Edible Spring Greens {Recipes}

Spring Green Salad

It’s time to renew. This applies to our outer worlds as well as to our inner worlds. Spring has traditionally been a time to jump-start the liver and gently cleanse our bodies.  The natural world, with its infinite wisdom, provides us with every opportunity to do just this. Bitter and nutrient-packed greens come to life, and for those of us paying attention to nature’s hints, provide us with delicious and nutritious Spring tonics.

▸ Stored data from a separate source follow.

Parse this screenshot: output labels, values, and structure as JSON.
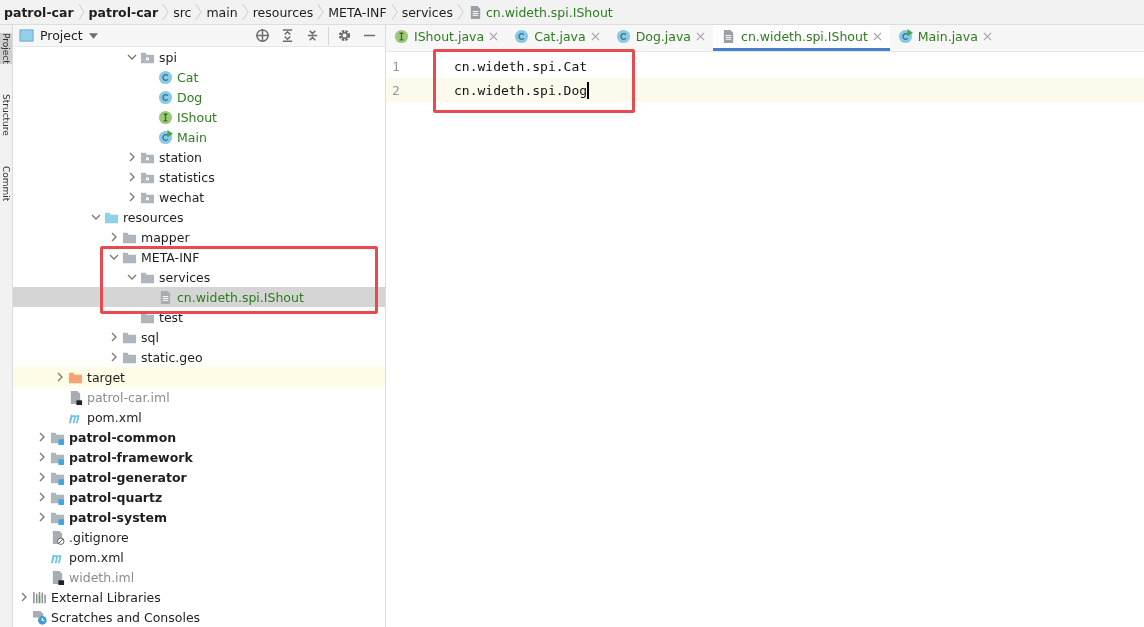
{
  "breadcrumbs": [
    {
      "label": "patrol-car",
      "kind": "module"
    },
    {
      "label": "patrol-car",
      "kind": "module"
    },
    {
      "label": "src",
      "kind": "folder"
    },
    {
      "label": "main",
      "kind": "folder"
    },
    {
      "label": "resources",
      "kind": "folder"
    },
    {
      "label": "META-INF",
      "kind": "folder"
    },
    {
      "label": "services",
      "kind": "folder"
    },
    {
      "label": "cn.wideth.spi.IShout",
      "kind": "file"
    }
  ],
  "tool_windows": [
    {
      "label": "Project",
      "selected": true
    },
    {
      "label": "Structure",
      "selected": false
    },
    {
      "label": "Commit",
      "selected": false
    }
  ],
  "project_panel": {
    "title": "Project"
  },
  "tree": [
    {
      "children": [
        {
          "children": [
            {
              "children": [
                {
                  "children": [
                    {
                      "children": [
                        {
                          "children": [
                            {
                              "label": "spi",
                              "kind": "package",
                              "expanded": true,
                              "selected": false,
                              "highlighted": false,
                              "children": [
                                {
                                  "label": "Cat",
                                  "kind": "class",
                                  "color": "#2d7d1e",
                                  "selected": false,
                                  "highlighted": false
                                },
                                {
                                  "label": "Dog",
                                  "kind": "class",
                                  "color": "#2d7d1e",
                                  "selected": false,
                                  "highlighted": false
                                },
                                {
                                  "label": "IShout",
                                  "kind": "interface",
                                  "color": "#2d7d1e",
                                  "selected": false,
                                  "highlighted": false
                                },
                                {
                                  "label": "Main",
                                  "kind": "main_class",
                                  "color": "#2d7d1e",
                                  "selected": false,
                                  "highlighted": false
                                }
                              ]
                            },
                            {
                              "label": "station",
                              "kind": "package",
                              "expanded": false,
                              "selected": false,
                              "highlighted": false
                            },
                            {
                              "label": "statistics",
                              "kind": "package",
                              "expanded": false,
                              "selected": false,
                              "highlighted": false
                            },
                            {
                              "label": "wechat",
                              "kind": "package",
                              "expanded": false,
                              "selected": false,
                              "highlighted": false
                            }
                          ]
                        }
                      ]
                    },
                    {
                      "label": "resources",
                      "kind": "resources_folder",
                      "expanded": true,
                      "selected": false,
                      "highlighted": false,
                      "children": [
                        {
                          "label": "mapper",
                          "kind": "folder",
                          "expanded": false,
                          "selected": false,
                          "highlighted": false
                        },
                        {
                          "label": "META-INF",
                          "kind": "folder",
                          "expanded": true,
                          "selected": false,
                          "highlighted": false,
                          "children": [
                            {
                              "label": "services",
                              "kind": "folder",
                              "expanded": true,
                              "selected": false,
                              "highlighted": false,
                              "children": [
                                {
                                  "label": "cn.wideth.spi.IShout",
                                  "kind": "text_file",
                                  "color": "#2d7d1e",
                                  "selected": true,
                                  "highlighted": false
                                }
                              ]
                            },
                            {
                              "label": "test",
                              "kind": "folder",
                              "selected": false,
                              "highlighted": false
                            }
                          ]
                        },
                        {
                          "label": "sql",
                          "kind": "folder",
                          "expanded": false,
                          "selected": false,
                          "highlighted": false
                        },
                        {
                          "label": "static.geo",
                          "kind": "folder",
                          "expanded": false,
                          "selected": false,
                          "highlighted": false
                        }
                      ]
                    }
                  ]
                }
              ]
            },
            {
              "label": "target",
              "kind": "excluded_folder",
              "expanded": false,
              "selected": false,
              "highlighted": true
            },
            {
              "label": "patrol-car.iml",
              "kind": "iml",
              "color": "#8c8c8c",
              "selected": false,
              "highlighted": false
            },
            {
              "label": "pom.xml",
              "kind": "maven",
              "selected": false,
              "highlighted": false
            }
          ]
        },
        {
          "label": "patrol-common",
          "kind": "module",
          "expanded": false,
          "selected": false,
          "highlighted": false
        },
        {
          "label": "patrol-framework",
          "kind": "module",
          "expanded": false,
          "selected": false,
          "highlighted": false
        },
        {
          "label": "patrol-generator",
          "kind": "module",
          "expanded": false,
          "selected": false,
          "highlighted": false
        },
        {
          "label": "patrol-quartz",
          "kind": "module",
          "expanded": false,
          "selected": false,
          "highlighted": false
        },
        {
          "label": "patrol-system",
          "kind": "module",
          "expanded": false,
          "selected": false,
          "highlighted": false
        },
        {
          "label": ".gitignore",
          "kind": "gitignore",
          "selected": false,
          "highlighted": false
        },
        {
          "label": "pom.xml",
          "kind": "maven",
          "selected": false,
          "highlighted": false
        },
        {
          "label": "wideth.iml",
          "kind": "iml",
          "color": "#8c8c8c",
          "selected": false,
          "highlighted": false
        }
      ]
    },
    {
      "label": "External Libraries",
      "kind": "libraries",
      "expanded": false,
      "selected": false,
      "highlighted": false
    },
    {
      "label": "Scratches and Consoles",
      "kind": "scratches",
      "selected": false,
      "highlighted": false
    }
  ],
  "tabs": [
    {
      "label": "IShout.java",
      "kind": "interface",
      "selected": false
    },
    {
      "label": "Cat.java",
      "kind": "class",
      "selected": false
    },
    {
      "label": "Dog.java",
      "kind": "class",
      "selected": false
    },
    {
      "label": "cn.wideth.spi.IShout",
      "kind": "text_file",
      "selected": true
    },
    {
      "label": "Main.java",
      "kind": "main_class",
      "selected": false
    }
  ],
  "editor": {
    "lines": [
      {
        "number": "1",
        "text": "cn.wideth.spi.Cat",
        "current": false
      },
      {
        "number": "2",
        "text": "cn.wideth.spi.Dog",
        "current": true
      }
    ]
  }
}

Dandelion greens are packed with vitamins and minerals, and also, provide a bitter kick that helps support liver function.  This is important during spring because the hepatic function can become naturally a little sluggish after a more sedentary winter filled with rich seasonal food.  Violet-greens and chickweed are super-packed with nutrients, making them just the spring pick-me-up your body needs.  Young greens of dandelion and violet especially are ideal, for both texture and taste reasons.  You’ll need to find a good place to harvest your wild greens–fields or lawns that are not sprayed and that don’t get a lot of dog traffic (i.e avoid the side of a trail in a busy park where dogs constantly relieve themselves), and that are at least 20 feet away from the road.  Note that if you don’t have access to wild greens, most natural foods stores carry fresh dandelion greens.  You can eat them straight up or replace the violet and chickweed with any other salad greens.

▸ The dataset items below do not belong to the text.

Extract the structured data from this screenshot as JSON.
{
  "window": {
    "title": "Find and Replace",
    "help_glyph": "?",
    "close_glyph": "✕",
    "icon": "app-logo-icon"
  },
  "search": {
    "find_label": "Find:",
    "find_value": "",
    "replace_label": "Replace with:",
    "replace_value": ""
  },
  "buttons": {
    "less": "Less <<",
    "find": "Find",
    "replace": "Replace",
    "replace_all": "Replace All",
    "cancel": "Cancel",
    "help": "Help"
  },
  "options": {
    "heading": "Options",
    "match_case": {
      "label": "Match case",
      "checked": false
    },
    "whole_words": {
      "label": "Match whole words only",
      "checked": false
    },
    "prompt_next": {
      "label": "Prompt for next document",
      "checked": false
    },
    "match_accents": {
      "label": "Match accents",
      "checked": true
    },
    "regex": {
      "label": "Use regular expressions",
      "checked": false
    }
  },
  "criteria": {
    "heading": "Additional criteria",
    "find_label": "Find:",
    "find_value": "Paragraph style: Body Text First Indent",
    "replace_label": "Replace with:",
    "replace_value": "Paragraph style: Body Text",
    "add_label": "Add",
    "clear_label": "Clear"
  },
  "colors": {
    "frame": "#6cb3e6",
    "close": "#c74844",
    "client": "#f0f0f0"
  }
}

1 Cup of Young Dandelion Greens
⅓ Cup of Young Violet Leaves
⅓ Cup Chickweed (Optional if you can find it)
¼ Cup Grated Carrot
A handful of violet flowers as garnish

3 Tbsp Extra Virgin Olive Oil
1 Tbsp Apple Cider Vinegar, raw
1 Tbsp Tamari
1 Tbsp Maple Syrup
2 tsp Dijon Mustard
Salt and pepper to taste (note, you may not need to add salt due to the tamari)

(Note, this recipe makes dressing for more than one salad.  Save what you don’t use in a jar for next time.)

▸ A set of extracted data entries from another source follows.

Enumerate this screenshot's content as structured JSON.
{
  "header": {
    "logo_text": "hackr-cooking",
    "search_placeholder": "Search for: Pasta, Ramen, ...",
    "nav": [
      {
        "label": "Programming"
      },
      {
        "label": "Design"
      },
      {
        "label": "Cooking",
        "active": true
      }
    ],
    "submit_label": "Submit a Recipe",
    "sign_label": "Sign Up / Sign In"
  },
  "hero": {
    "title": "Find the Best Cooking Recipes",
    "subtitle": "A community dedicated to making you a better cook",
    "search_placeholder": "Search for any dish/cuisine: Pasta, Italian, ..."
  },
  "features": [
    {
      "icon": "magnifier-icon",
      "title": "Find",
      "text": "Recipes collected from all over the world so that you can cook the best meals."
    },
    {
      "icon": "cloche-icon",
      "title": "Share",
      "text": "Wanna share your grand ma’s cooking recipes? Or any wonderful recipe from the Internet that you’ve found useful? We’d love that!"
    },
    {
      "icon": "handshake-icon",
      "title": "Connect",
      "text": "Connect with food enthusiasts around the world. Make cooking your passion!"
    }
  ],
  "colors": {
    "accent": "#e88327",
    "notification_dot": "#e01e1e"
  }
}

Mix the greens and grated carrot in a salad bowl. Whisk together all ingredients for the dressing. Add 3 Tbsp of dressing to the greens, tossing well. Sprinkle violet flowers over the greens and then serve.


Early Spring Wild Salad

Early spring is some of the best eating for us wild food lovers out there. Here are some ideas for the most delicious greens to include in your backyard-foraged salad, as local as local gets!
As always, make sure that your plant ID skills are on point before prepping a delicious salad…though, in the springtime, it seems like everything that grows on the ground is edible! For more info, grab a Peterson’s Guide to Wildflowers (considered the bible of plant ID) and Susun Weed’s Wise Woman Herbal, which is packed with facts about several of the common nutritive herbs below.
  • Chickweed leaves and blossoms (Stellaria media)
  • Dandelion leaves and blossoms (Taraxacum officinale)
  • Red clover blossoms (Trifolium pratense)
  • Purple deadnettle leaves and blossoms (Lamium purpureum)
  • Violet leaves and blossoms (Viola spp.)
  • Garlic mustard or wild mustard leaves and blossoms (Brassica spp.)
Green, white, pink, yellow, and purple…what a beautiful spring salad! Don’t forget to finish it off with a splash of olive oil and a dousing of a herbal vinegar, like Three Sisters mineral-rich organic delight, for a yummy and healthy salad dressing.

Spring Cleaning Soup

Spring is a time of waking up; of bursting forth into the world. Winter’s stillness is replaced by a surge of energy and action.  It’s also a time of clearing out any clutter that has accumulated over the cold, dark slower months of the year. We harness the season’s energy as we embark on spring cleaning projects that come more as instinct than as obligatory tasks.

Spring Cleaning Soup

With the probiotics of miso, the prebiotics and bitter flavor of burdock root, the nutrient density of nettles, and the circulatory support of ginger, this simple soup is nirvana for anybody ready for a gentle reset.  For the nettle tops and burdock, follow the same guidelines for wild-crafting from the recipe above, or purchase from your local farmer’s market or natural foods store.  While many herbalists suggest harvesting burdock in the fall, spring-dug burdock is generally more bitter making it an excellent liver tonic.

3 Cups Water
1 Cup (packed) Chopped Nettle Tops, stems removed (you may want to wear gloves while handling the nettles to avoid getting stung!)
¼ Cup Grated Burdock
1 Tsp Chopped Garlic
2 Tsp Grated Ginger
2 Tsp Toasted Sesame Oil

Bring water to a boil on the stovetop.  Add nettles, reduce heat to medium-low and simmer, covered, for 10 minutes.

Add burdock and garlic and simmer, covered, for another 3 minutes.n Remove from heat and add grated ginger and sesame oil.

In a small bowl, combine miso paste with ¼ cup of hot liquid from the soup, using a spoon or fork to fully incorporate the miso into the water.

Return the miso mixture to the soup pot. Stir well and serve.